Back on the horse...
In a certain stage after you reach your twenties, all the aunties start asking you the dreaded question: “So when are you going to get a serious boyfriend?”
In the beginning you might choke or stutter and mutter something about not finding the right person yet. And although after a while you learn to avoid the question, change the subject or give premeditated lame excuses… it never ceases to bother you that you can’t simply answer “I already got one”… and then stick your tongue out at them.
There’s an ocean of “men” out there but very few worth fishing… And it might be all easy to say that you’re on the market and looking… it’s much harder actually finding someone worth keeping. Especially since most people out there are into “open” relationships or colourful friendships and no one really wants to take time off their busy schedule to work on something that “might” just develop into something more serious and worthwhile.
And then you find someone worth dating…
You didn’t meet him at a nightclub; he isn’t someone you work with or a member of any gang. In fact, he’s the kind of guy you could take home to meet your mother… and grandmother. He doesn’t dress funny, use foul language or talk about himself non-stop and eventually he finds the courage to ask you out. You feel comfortable around him and talking to him so dating should be a piece of cake right?
Not! No matter how much you try to see dating as a natural encounter, you will still take extra special care on your appearance… to the point of trying your whole wardrobe at least twice and end up wearing the first thing you put on. This wasn’t just on the first date… you find yourself wanting to make the effort each time you go out together.

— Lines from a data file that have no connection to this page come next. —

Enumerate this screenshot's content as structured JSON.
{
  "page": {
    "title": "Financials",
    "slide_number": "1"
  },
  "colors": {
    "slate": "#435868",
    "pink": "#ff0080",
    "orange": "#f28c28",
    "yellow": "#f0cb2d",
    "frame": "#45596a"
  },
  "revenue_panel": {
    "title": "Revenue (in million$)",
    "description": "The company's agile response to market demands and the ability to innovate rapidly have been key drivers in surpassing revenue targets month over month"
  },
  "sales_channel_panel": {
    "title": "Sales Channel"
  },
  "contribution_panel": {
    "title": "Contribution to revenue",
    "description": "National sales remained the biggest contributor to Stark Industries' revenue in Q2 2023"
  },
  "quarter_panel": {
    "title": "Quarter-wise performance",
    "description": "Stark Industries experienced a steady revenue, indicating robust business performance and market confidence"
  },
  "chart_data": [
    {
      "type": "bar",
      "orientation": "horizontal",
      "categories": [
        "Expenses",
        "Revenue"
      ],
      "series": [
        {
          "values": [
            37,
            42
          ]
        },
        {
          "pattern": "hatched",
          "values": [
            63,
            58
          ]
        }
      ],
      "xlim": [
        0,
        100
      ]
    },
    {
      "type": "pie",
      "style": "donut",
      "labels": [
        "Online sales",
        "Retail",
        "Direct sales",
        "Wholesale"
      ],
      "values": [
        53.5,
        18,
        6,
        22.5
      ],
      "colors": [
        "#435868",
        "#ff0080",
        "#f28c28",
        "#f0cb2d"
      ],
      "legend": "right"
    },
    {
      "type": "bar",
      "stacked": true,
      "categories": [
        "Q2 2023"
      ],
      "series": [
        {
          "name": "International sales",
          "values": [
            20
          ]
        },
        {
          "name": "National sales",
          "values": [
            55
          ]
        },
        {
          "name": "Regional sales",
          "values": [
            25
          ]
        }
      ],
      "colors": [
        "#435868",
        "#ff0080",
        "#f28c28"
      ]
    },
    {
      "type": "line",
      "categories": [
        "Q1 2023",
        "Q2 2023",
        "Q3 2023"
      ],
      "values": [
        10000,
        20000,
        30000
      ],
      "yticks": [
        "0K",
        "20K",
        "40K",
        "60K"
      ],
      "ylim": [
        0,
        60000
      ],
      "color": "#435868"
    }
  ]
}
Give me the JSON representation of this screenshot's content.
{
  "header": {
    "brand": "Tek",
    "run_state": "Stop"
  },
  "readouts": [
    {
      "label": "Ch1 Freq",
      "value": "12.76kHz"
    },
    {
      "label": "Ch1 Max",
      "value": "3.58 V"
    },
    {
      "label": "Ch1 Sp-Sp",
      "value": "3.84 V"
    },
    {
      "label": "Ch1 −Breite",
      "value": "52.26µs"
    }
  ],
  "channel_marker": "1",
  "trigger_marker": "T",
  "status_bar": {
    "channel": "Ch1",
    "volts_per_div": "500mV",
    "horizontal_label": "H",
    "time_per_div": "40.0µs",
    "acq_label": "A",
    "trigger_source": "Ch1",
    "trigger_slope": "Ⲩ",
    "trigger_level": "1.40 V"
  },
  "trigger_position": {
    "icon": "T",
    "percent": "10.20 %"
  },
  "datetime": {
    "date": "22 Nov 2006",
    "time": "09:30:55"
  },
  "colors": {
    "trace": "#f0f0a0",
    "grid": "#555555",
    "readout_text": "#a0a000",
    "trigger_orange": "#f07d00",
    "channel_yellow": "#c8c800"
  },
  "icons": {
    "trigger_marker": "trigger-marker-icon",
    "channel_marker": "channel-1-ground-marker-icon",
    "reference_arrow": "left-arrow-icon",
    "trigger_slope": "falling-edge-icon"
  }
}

After the initial break-the-ice conversation you begin enjoying each other’s company and find that he might be more than the cute face you first noticed. Conversation sways from interests to likes and dislikes and after a while you find yourself talking about what is and isn’t acceptable in a relationship. When you’re aware of all that’s happening you realise that you’ve actually set the ground rules for something that’s developing into what your parents have been praying for.
Where’s my suitcase???!!!!!
On contraire to what most men think… women don’t run from nice guys. No, this isn’t another case when the girl passes on the nice guy on a white horse for Mr Muscles on a bike. Sometimes the right opportunity comes at the wrong time. Sometimes people enter your life too early… or too late. It’s like that promotion that you really wanted but you know you weren’t qualified for. You bide your time trying to gain ground but you know that it will take time before you’re ready to fill those shoes.
I’d describe this situation more as the test of the desert. When you’ve been walking for a long time in the hot desert, you sweat and you hurt and you dream of a cool oasis to fulfil your every basic desire. You begin imagining an oasis just a mile away but when you get there all you find is what you’ve seen everywhere else… dry, hot sand. The disappointment is heart wrenching and soul degrading. The illusion of an oasis, these bittersweet mirages always seem more real than the last one but after many disappointments you learn to walk past them so not to waste any more time and energy. There will be times when one will really look like the real thing and it is punishment to an exhausted soul to have to keep walking past it. You can’t deny the truth that you might be walking past the real thing, but you can’t afford to risk another disappointment that could potentially mean the life or death of your soul.
There are times in our lives when the simplest of decisions can tear our hearts apart. The decisions we make are part of the people we become and define our characters. They are compulsory factors of our lives. Even the most successful executive businessmen that makes dozens of important decisions a day will have times in where they’d wish they didn’t have to make a decision. A decision goes hand in hand with responsibility, the minute you’ve made one, you become responsible for it. Life would be easier if you were told what to do. You wouldn’t be forced to make them or to assume responsibility for them and could always blame someone else for those that go wrong.
No matter how much you run; there are decisions that are inevitable. You can avoid them but at some point you will have to make them either way. For someone who’s used to his or her own company and enjoys spending time alone, dating is a hard challenge. You become aware that you are no longer just responsible for your feelings but for the feelings of a second person as well.
Getting on the horse is easy. Getting back on after you’ve fallen is hard but getting back on after you’ve fallen many times is mental and physical torture. You see the horse as a potential enemy with the power of seriously hurting you and even though you cannot blame it for all the other times you fell off, you can’t help but fear the repetition or pain. But no matter how many times you fall off, you eventually get back on… Why? Because life is simply not worth living unless you can ride it for all it’s worth, feeling the wind in your hair and riding into the sunset is what makes life worth living.